In the meantime, Dellavedova was in the process of putting together quite a college career at Saint Mary's in California, ultimately becoming the school leader in scoring, assists and games played. But the passion to play for his country never left the rugged guard, and his and Brown's paths crossed.

"In 2011, we started gearing up for the Olympics and there he was again," Brown said. "He's one of those players that refused to go away. If we had multiple training camps or had to come back quickly from Saint Mary's, he would do that. His background is blue-collar, farming, that part of Australia. In 2012, we get ready to select the Olympic team and he makes it. How I'm going to use him, I'm not sure. He was the backup to Patty Mills at point guard. Two weeks before a game against Brazil in London, I push Patty to the '2' and let him score, and he went on to lead the London Olympics in scoring. We gave Delly the ball and named him our starting point guard.

"The path that I've seen him take since 2009 to now, being a major reason that Cleveland is tied in the NBA Finals, is an incredibly deep story and one that resonates with me personally because I've seen the work that he has put in. You see the doubters who gave him zero shot."

So good was Dellavedova on Sunday that James, who has scored 83 points, grabbed 24 rebounds and dealt 17 assists in the two games, said: "It had everything to do with Delly. He just kept a body on Steph. He made Steph work. He was spectacular, man, defensively. We needed everything from him."

Brown knows that Dellavedova doesn't change what he will give you - everything. But he insists there is more to the player than just that Australian toughness.
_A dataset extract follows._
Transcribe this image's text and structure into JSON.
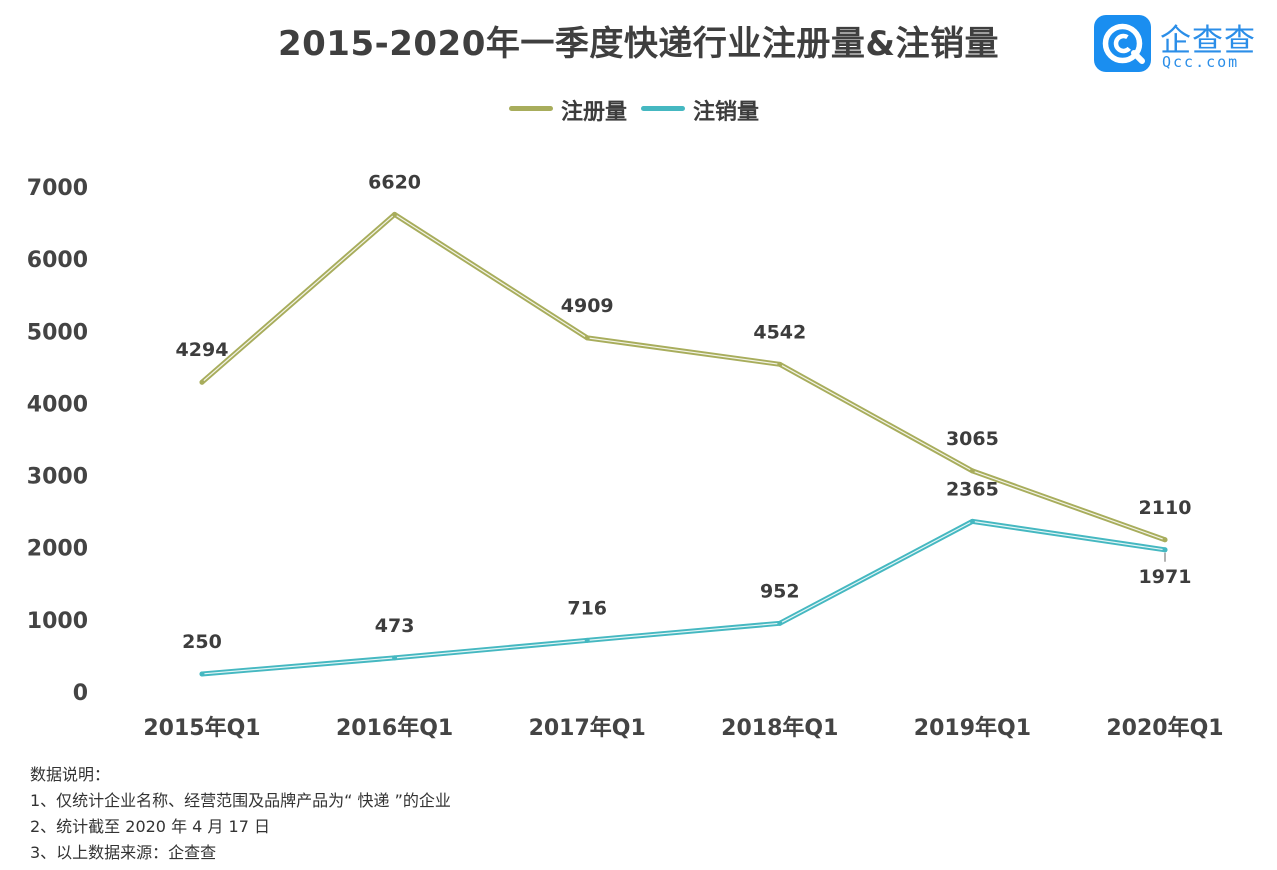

"It's more than that, there's a technical side and a studied side that all collide under the roof of toughness to produce a gifted and elite defender," Brown said. "Look at him move his feet and contest Steph Curry at the end of the game. He shows his hands to refs and uses his chest better than any player I've seen. There is such a grittiness that when he does get switched out, he can swim somebody and front them and keep using his backside and arms to bother bigger players. It's just a wonderful story."

One that keeps growing. During the All-Star weekend in New York in February, Dellavedova competed in the Rising Stars game, which pits first- and second-year players against one another. As he was walking in the hallways off the court, two young fans asked for his autograph. He politely obliged. As he walked away, one boy looked at the other and asked "Who was that?" The other responded: "I don't know, but he plays for Cleveland, so he plays with LeBron."

Many more know Matthew Dellavedova now.